We knocked out the bridges and on the way back found a large troop training or assembly area. We dropped our napalm bombs in the buildings in passing. As we were pulling up, we three gunners were spraying .50 calibers all over the area to keep their heads down. One jerk didn't have sense enough to keep his down. He put a rifle bullet into our plane. We felt it hit but didn't know where it hit until we landed back in Japan.

We discovered, much to my dismay, that it hit on an angle toward my rear end (left cheek). Our plane and only about six others in the wing had a rear fuselage gas tank made of rubber. That bullet hit the front corner about an inch from the end. It stopped about six inches from you know where.

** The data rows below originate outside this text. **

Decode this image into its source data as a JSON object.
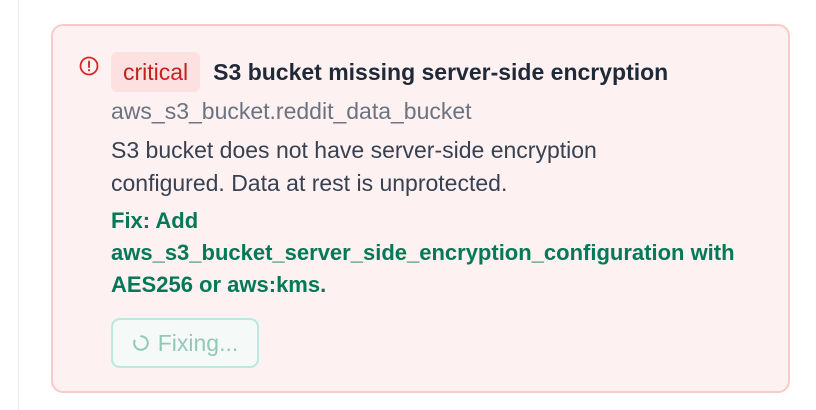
{
  "finding": {
    "severity": "critical",
    "title": "S3 bucket missing server-side encryption",
    "resource": "aws_s3_bucket.reddit_data_bucket",
    "description": "S3 bucket does not have server-side encryption configured. Data at rest is unprotected.",
    "fix": "Fix: Add aws_s3_bucket_server_side_encryption_configuration with AES256 or aws:kms.",
    "action_button": {
      "label": "Fixing...",
      "icon": "spinner-icon",
      "state": "loading"
    }
  },
  "colors": {
    "card_background": "#fef1f1",
    "card_border": "#f8caca",
    "severity_critical": "#c81e1e",
    "fix_text": "#047857",
    "button_border": "#b6ebdd"
  },
  "icons": {
    "alert": "alert-circle-icon"
  }
}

One series of mission that I will never forget was to bomb the North Korean capitol of Pyongyang. Our wing bombed that city and its air field ten straight days. Our plane and our crew was the only one to fly all ten of those missions. It may sound silly, but the rest of the planes got the crap shot out of them. A couple were shot down and most of the others had all kinds of holes put in them.

The only damaged we sustained was a shrapnel scratch about three feet long on a bomb bay door. It was reported that Pyongyang was defended by more guns than the Ploesti oil fields in Romania in WWII. I wasn't at Ploesti so I can't compare them. I just know there was one hell of a lot of flack.

I think that there are only two reasons I survived those ten missions. Number one is that the Lord was watching over us. Number two is that I was gunner for the best pilot who ever flew a B-26, Douglas Johnson. While all the other planes were flying straight and level in all that flack, we were out to the side doing acrobatics. That pilot nearly beat me to death back there with all those wild actions.